Abstract 11116: Hyperamylinemia Increases the Cardiac Risk in Pre-diabetes
Amylin is a peptide known to form amyloids that injure pancreatic cells in type-2 diabetes (T2D) patients. We have recently shown that amylin also affects the heart. Using a T2D rat model transgenic for human amylin (HIP rat), we found that cardiac deposition of amylin accelerates heart failure by altering sarcolemmal processes. Hence, we hypothesized that i) amylin buildup at the sarcolemma is promoted by hyperamylinemia, a common condition in obesity and pre-diabetic insulin resistance, and ii) limiting cardiac deposition of amylin is cardioprotective.

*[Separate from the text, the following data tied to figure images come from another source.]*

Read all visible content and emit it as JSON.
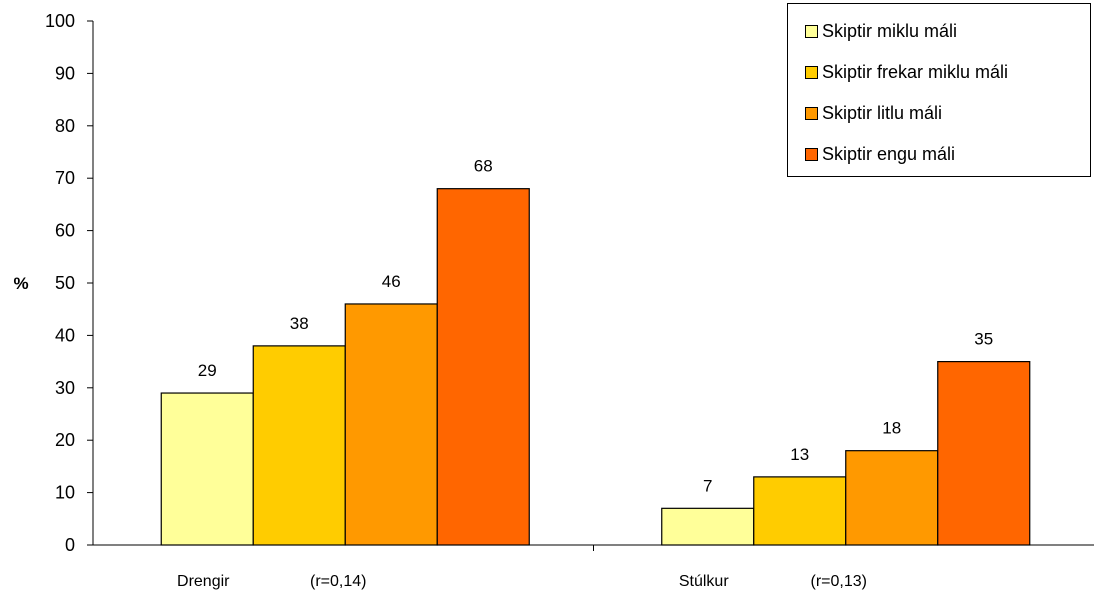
{
  "chart_data": {
    "type": "bar",
    "title": "",
    "ylabel": "%",
    "xlabel": "",
    "ylim": [
      0,
      100
    ],
    "yticks": [
      "0",
      "10",
      "20",
      "30",
      "40",
      "50",
      "60",
      "70",
      "80",
      "90",
      "100"
    ],
    "grid": false,
    "legend_position": "top-right",
    "categories": [
      "Drengir",
      "Stúlkur"
    ],
    "category_notes": [
      "(r=0,14)",
      "(r=0,13)"
    ],
    "series": [
      {
        "name": "Skiptir miklu máli",
        "color": "#FFFF99",
        "values": [
          29,
          7
        ]
      },
      {
        "name": "Skiptir frekar miklu máli",
        "color": "#FFCC00",
        "values": [
          38,
          13
        ]
      },
      {
        "name": "Skiptir litlu máli",
        "color": "#FF9900",
        "values": [
          46,
          18
        ]
      },
      {
        "name": "Skiptir engu máli",
        "color": "#FF6600",
        "values": [
          68,
          35
        ]
      }
    ],
    "data_labels": [
      [
        "29",
        "7"
      ],
      [
        "38",
        "13"
      ],
      [
        "46",
        "18"
      ],
      [
        "68",
        "35"
      ]
    ]
  }
}
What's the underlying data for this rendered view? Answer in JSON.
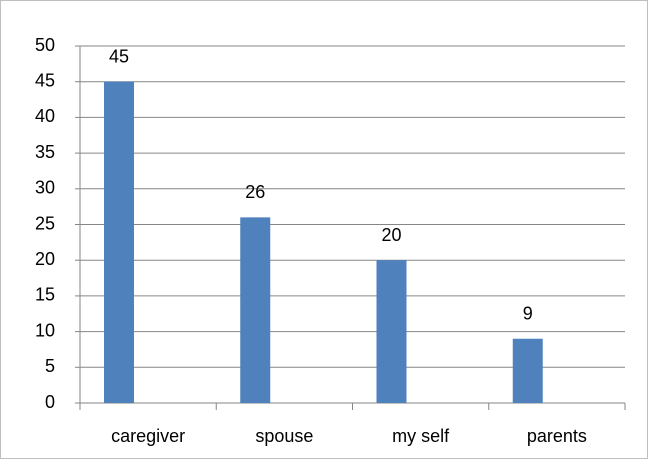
{
  "chart_data": {
    "type": "bar",
    "categories": [
      "caregiver",
      "spouse",
      "my self",
      "parents"
    ],
    "values": [
      45,
      26,
      20,
      9
    ],
    "color": "#4f81bd",
    "ylim": [
      0,
      50
    ],
    "yticks": [
      0,
      5,
      10,
      15,
      20,
      25,
      30,
      35,
      40,
      45,
      50
    ],
    "grid": true
  }
}
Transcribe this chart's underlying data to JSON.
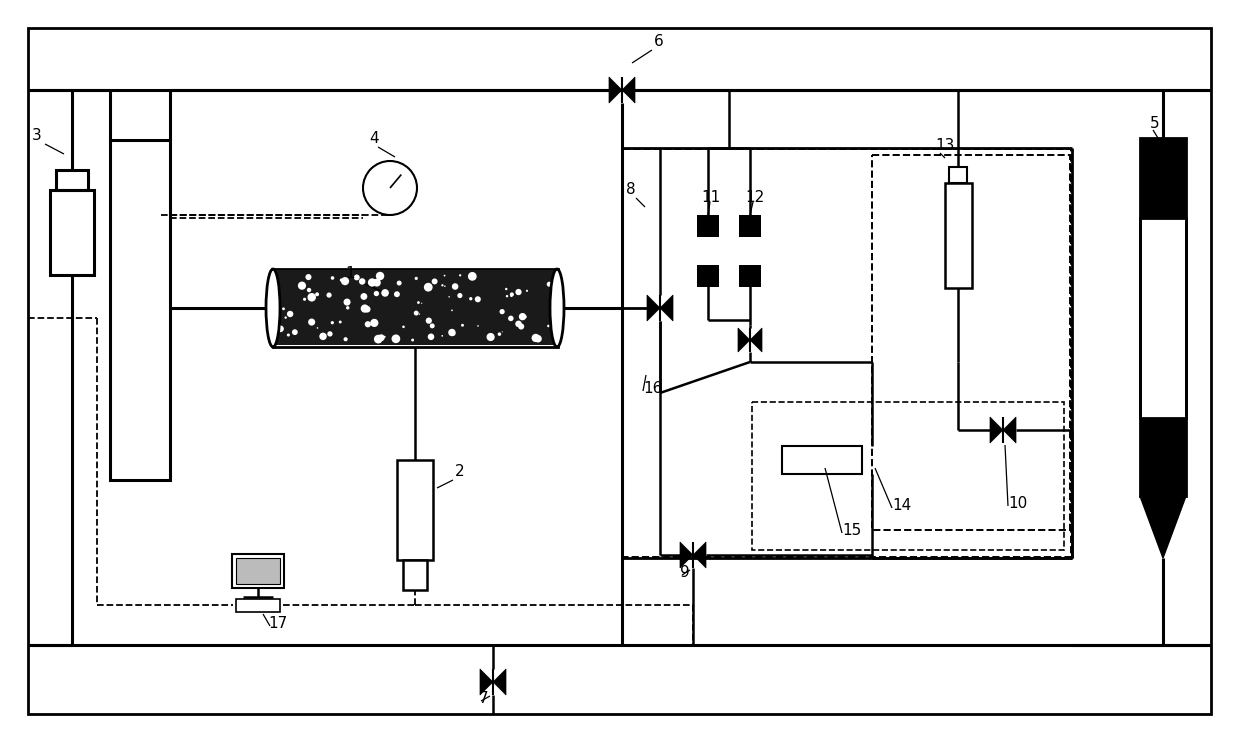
{
  "bg_color": "#ffffff",
  "lc": "#000000",
  "fig_width": 12.39,
  "fig_height": 7.42,
  "dpi": 100
}
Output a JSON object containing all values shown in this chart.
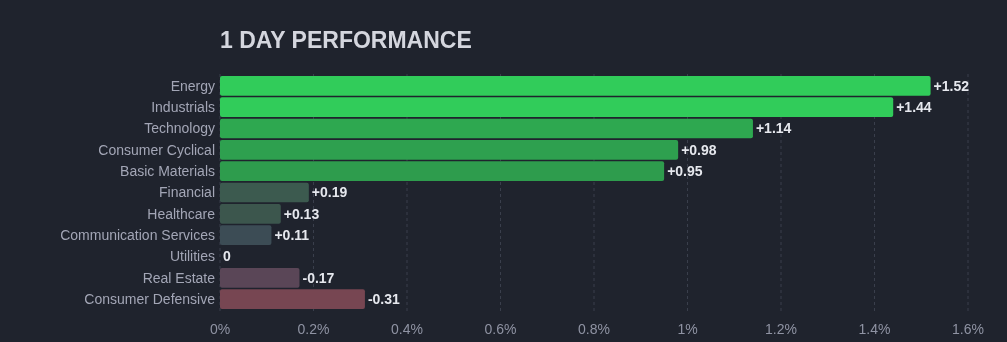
{
  "chart_data": {
    "type": "bar",
    "orientation": "horizontal",
    "title": "1 DAY PERFORMANCE",
    "categories": [
      "Energy",
      "Industrials",
      "Technology",
      "Consumer Cyclical",
      "Basic Materials",
      "Financial",
      "Healthcare",
      "Communication Services",
      "Utilities",
      "Real Estate",
      "Consumer Defensive"
    ],
    "values": [
      1.52,
      1.44,
      1.14,
      0.98,
      0.95,
      0.19,
      0.13,
      0.11,
      0,
      -0.17,
      -0.31
    ],
    "base": [
      0,
      0,
      0,
      0,
      0,
      0,
      0,
      0,
      null,
      0.17,
      0.31
    ],
    "value_labels": [
      "+1.52",
      "+1.44",
      "+1.14",
      "+0.98",
      "+0.95",
      "+0.19",
      "+0.13",
      "+0.11",
      "0",
      "-0.17",
      "-0.31"
    ],
    "colors": [
      "#31cc5a",
      "#31cc5a",
      "#2ea850",
      "#2ea04f",
      "#2e9c4d",
      "#3c5a4f",
      "#3c564d",
      "#3c4c55",
      "#3c4c55",
      "#5a4657",
      "#774652"
    ],
    "xlim": [
      0,
      1.6
    ],
    "xticks": [
      {
        "value": 0,
        "label": "0%"
      },
      {
        "value": 0.2,
        "label": "0.2%"
      },
      {
        "value": 0.4,
        "label": "0.4%"
      },
      {
        "value": 0.6,
        "label": "0.6%"
      },
      {
        "value": 0.8,
        "label": "0.8%"
      },
      {
        "value": 1,
        "label": "1%"
      },
      {
        "value": 1.2,
        "label": "1.2%"
      },
      {
        "value": 1.4,
        "label": "1.4%"
      },
      {
        "value": 1.6,
        "label": "1.6%"
      }
    ],
    "grid": "x"
  }
}
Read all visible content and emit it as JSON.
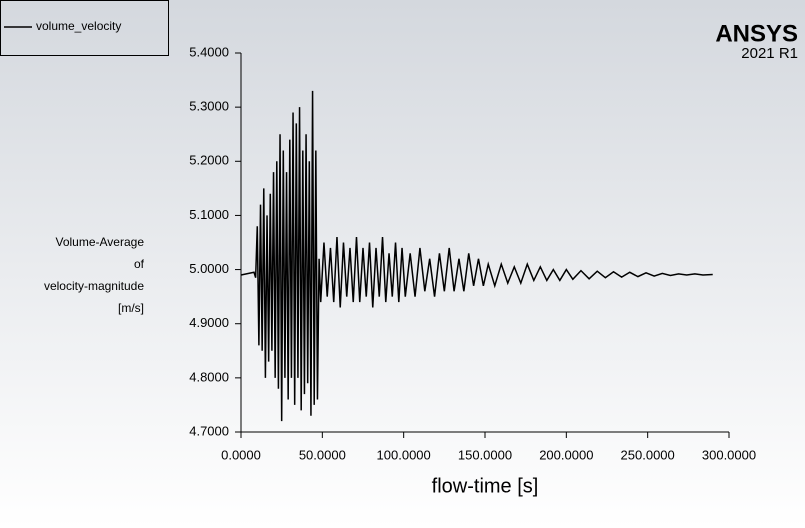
{
  "chart_data": {
    "type": "line",
    "xlabel": "flow-time [s]",
    "ylabel": [
      "Volume-Average",
      "of",
      "velocity-magnitude",
      "[m/s]"
    ],
    "logo_text": "ANSYS",
    "logo_version": "2021 R1",
    "xlim": [
      0,
      300
    ],
    "ylim": [
      4.7,
      5.4
    ],
    "xticks": [
      {
        "value": 0,
        "label": "0.0000"
      },
      {
        "value": 50,
        "label": "50.0000"
      },
      {
        "value": 100,
        "label": "100.0000"
      },
      {
        "value": 150,
        "label": "150.0000"
      },
      {
        "value": 200,
        "label": "200.0000"
      },
      {
        "value": 250,
        "label": "250.0000"
      },
      {
        "value": 300,
        "label": "300.0000"
      }
    ],
    "yticks": [
      {
        "value": 4.7,
        "label": "4.7000"
      },
      {
        "value": 4.8,
        "label": "4.8000"
      },
      {
        "value": 4.9,
        "label": "4.9000"
      },
      {
        "value": 5.0,
        "label": "5.0000"
      },
      {
        "value": 5.1,
        "label": "5.1000"
      },
      {
        "value": 5.2,
        "label": "5.2000"
      },
      {
        "value": 5.3,
        "label": "5.3000"
      },
      {
        "value": 5.4,
        "label": "5.4000"
      }
    ],
    "grid": false,
    "legend": "upper left",
    "x": [
      0,
      8,
      9,
      10,
      11,
      12,
      13,
      14,
      15,
      16,
      17,
      18,
      19,
      20,
      21,
      22,
      23,
      24,
      25,
      26,
      27,
      28,
      29,
      30,
      31,
      32,
      33,
      34,
      35,
      36,
      37,
      38,
      39,
      40,
      41,
      42,
      43,
      44,
      45,
      46,
      47,
      48,
      49,
      51,
      53,
      55,
      57,
      59,
      61,
      63,
      65,
      67,
      69,
      71,
      73,
      75,
      77,
      79,
      81,
      83,
      85,
      87,
      89,
      91,
      93,
      95,
      97,
      99,
      101,
      104,
      107,
      110,
      113,
      116,
      119,
      122,
      125,
      128,
      131,
      134,
      137,
      140,
      143,
      146,
      149,
      152,
      156,
      160,
      164,
      168,
      172,
      176,
      180,
      184,
      188,
      192,
      196,
      200,
      204,
      209,
      214,
      219,
      224,
      229,
      234,
      239,
      244,
      249,
      254,
      259,
      264,
      269,
      274,
      279,
      284,
      290
    ],
    "series": [
      {
        "name": "volume_velocity",
        "color": "#000000",
        "values": [
          4.99,
          4.995,
          4.985,
          5.08,
          4.86,
          5.12,
          4.85,
          5.15,
          4.8,
          5.1,
          4.83,
          5.14,
          4.85,
          5.18,
          4.8,
          5.2,
          4.78,
          5.25,
          4.72,
          5.22,
          4.8,
          5.18,
          4.76,
          5.24,
          4.8,
          5.29,
          4.75,
          5.27,
          4.8,
          5.3,
          4.74,
          5.22,
          4.77,
          5.25,
          4.79,
          5.2,
          4.73,
          5.33,
          4.75,
          5.22,
          4.76,
          5.02,
          4.94,
          5.05,
          4.95,
          5.04,
          4.94,
          5.06,
          4.93,
          5.05,
          4.95,
          5.04,
          4.94,
          5.06,
          4.94,
          5.04,
          4.95,
          5.05,
          4.93,
          5.04,
          4.95,
          5.06,
          4.94,
          5.03,
          4.95,
          5.05,
          4.94,
          5.04,
          4.95,
          5.03,
          4.95,
          5.04,
          4.96,
          5.02,
          4.95,
          5.03,
          4.96,
          5.04,
          4.96,
          5.02,
          4.96,
          5.03,
          4.97,
          5.02,
          4.97,
          5.01,
          4.97,
          5.01,
          4.975,
          5.005,
          4.975,
          5.01,
          4.98,
          5.005,
          4.98,
          5.0,
          4.98,
          5.0,
          4.982,
          4.998,
          4.983,
          4.997,
          4.985,
          4.996,
          4.986,
          4.995,
          4.987,
          4.994,
          4.988,
          4.993,
          4.989,
          4.992,
          4.99,
          4.992,
          4.99,
          4.991
        ]
      }
    ]
  }
}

Here, we used an amylin antibody to assess the amylin level in cardiac myocyte lysates from two groups of pre-diabetic patients, including obese (body mass index, BMI, ≥30) that developed T2D within 1 year post-transplantation (O-HF; N=5) and obese without heart failure (O-NF; N=6). Failing hearts from non-obese non-diabetic patients (L-HF; N=5) and hearts from non-obese (BMI<30) patients without heart failure (L-NF; N=4) served as controls. The oligomerized amylin level was ~10 times higher in cardiac myocytes from O-HF patients compared to those in control L-NF and L-HF groups. Increased incorporation of amylin in myocytes was observed even in OB-NF subjects compared to that in L-NF patients (by ~300%) showing an early buildup of amylin at the sarcolemma. The results suggested that the increased interaction of oligomerized amylin with cardiac cells in humans is linked with the development of heart disease.
Next, we drastically reduced amylin attachment to the sarcolemma in HIP rats by pharmacologically elevating the blood level of pro-fibrinolytic eicosanoids. Animals in the treated group displayed reduced cardiac hypertrophy and dilation. Possible cardioprotective mechanisms include limiting amylin-induced cardiac oxidative stress and myocyte Ca2+ cycling alteration. The results suggest that blocking cardiac amylin accumulation protects the heart in pre-diabetes.
- © 2013 by American Heart Association, Inc.